‘Je trok de deur van je studentenkamer dicht, gooide de sleutel over je schouder, kocht met je laatste geld een ticket naar het noorden en weg was je.’
12.12.2012:
die dag verdween Wolf, de broer van Lara Taveirne, ‘je kwam elke dag niet
terug’. Ruim vijf maanden later werd zijn lichaam gevonden in een naaldbos in
het hoge noorden van Zweden. Het was een jonge vrouw die haar weggelopen hond
achterna was gegaan die de akelige vondst deed. De speurders vonden, verscholen
onder dikke lagen winterse kleren, een Moleskine-schrift terug, het dagboek
waarin Wolf de laatste dagen van zijn leven had neergeschreven.
Pas nu, tien jaar na
de dood van haar jongste broer, kon Lara Taveirne er ook over schrijven. Aan
het slot van het openingshoofdstuk, waarin zij onder meer terugblikt op de
uitvaartdienst, staat deze bedenking:
‘Ik herinner me je steeds
minder. Toch wil ik over je schrijven. Ik wil je terugschrijven. Antwoorden op
de afscheidsbrief die we niet kregen, omdat de poging in snippers in je
vuilnisbak is beland.’
De woorden worden herhaald aan het slot van het boek, dit
keer met deze bijkomende bemerking: ‘Intussen ben ik erachter gekomen dat dit
onmogelijk is, dat ik je op zo veel manieren kwijt ben geraakt dat ik alleen
daarover kan schrijven. Over de spleten en gaten waarin je bent weggegleden.’

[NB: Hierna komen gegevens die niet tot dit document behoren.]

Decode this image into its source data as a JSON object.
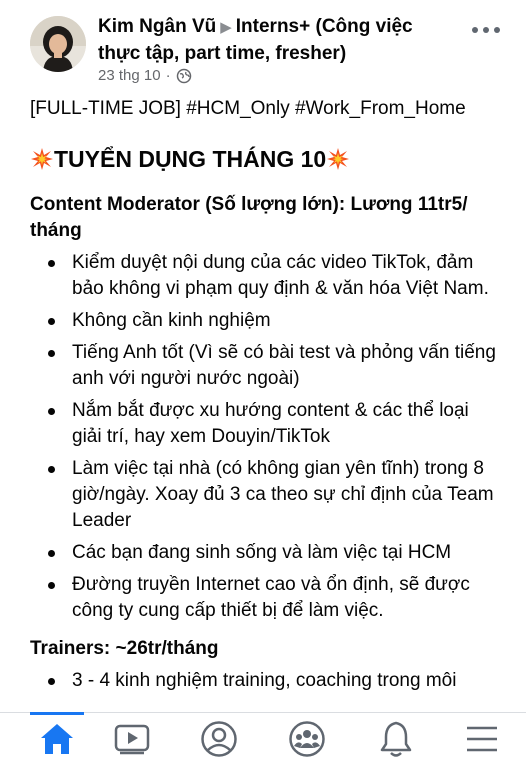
{
  "post": {
    "author": "Kim Ngân Vũ",
    "group": "Interns+ (Công việc thực tập, part time, fresher)",
    "date": "23 thg 10",
    "audience_icon": "globe-icon",
    "more_icon": "more-horizontal-icon"
  },
  "content": {
    "tag_line": "[FULL-TIME JOB] #HCM_Only #Work_From_Home",
    "headline": "TUYỂN DỤNG THÁNG 10",
    "headline_icon": "collision-emoji",
    "section1_title": "Content Moderator (Số lượng lớn): Lương 11tr5/ tháng",
    "section1_items": [
      "Kiểm duyệt nội dung của các video TikTok, đảm bảo không vi phạm quy định & văn hóa Việt Nam.",
      "Không cần kinh nghiệm",
      "Tiếng Anh tốt (Vì sẽ có bài test và phỏng vấn tiếng anh với người nước ngoài)",
      "Nắm bắt được xu hướng content & các thể loại giải trí, hay xem Douyin/TikTok",
      "Làm việc tại nhà (có không gian yên tĩnh) trong 8 giờ/ngày. Xoay đủ 3 ca theo sự chỉ định của Team Leader",
      "Các bạn đang sinh sống và làm việc tại HCM",
      "Đường truyền Internet cao và ổn định, sẽ được công ty cung cấp thiết bị để làm việc."
    ],
    "section2_title": "Trainers: ~26tr/tháng",
    "section2_items": [
      "3 - 4 kinh nghiệm training, coaching trong môi"
    ]
  },
  "tab_bar": {
    "active": "home",
    "tabs": [
      {
        "id": "home",
        "icon": "home-icon"
      },
      {
        "id": "watch",
        "icon": "video-icon"
      },
      {
        "id": "profile",
        "icon": "profile-icon"
      },
      {
        "id": "groups",
        "icon": "groups-icon"
      },
      {
        "id": "notifications",
        "icon": "bell-icon"
      },
      {
        "id": "menu",
        "icon": "menu-icon"
      }
    ]
  },
  "colors": {
    "accent": "#1877f2",
    "text": "#050505",
    "secondary_text": "#65676b",
    "icon_gray": "#606770"
  }
}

Het toont hoe eerlijk het opzet en de aanpak van Lara Taveirne zijn geweest bij
het schrijven van dit memento-boek voor haar broer.
De omcirkelende beweging die
haar dicht bij Wolf moet brengen, dwingt haar ook vragen te stellen bij de
schrijfdaad-an-sich: fictie als het magnetisch veld dat al aan je pen begint te
trekken zodra je penpunt het papier raakt. Opvallend hier is de manier waarop
Lara Taveirne in de tot tweemaal toe herhaalde woorden van Wolf zelf, zoals die
genoteerd staan in diens dagboek, de aansluiting vindt om haar eigen positie
als schrijver te duiden: ‘Hoe meer ik schrijf, hoe meer de echte ik ophoudt te
bestaan en hoe meer ik als een personage tevoorschijn kom op de blaadjes van
dit schrijft. Met elk woord groeit de papieren versie van mezelf.’
Het scherpt de
aandacht van de lezer die hoe dan ook mee wordt gezogen in dit verhaal van verlies.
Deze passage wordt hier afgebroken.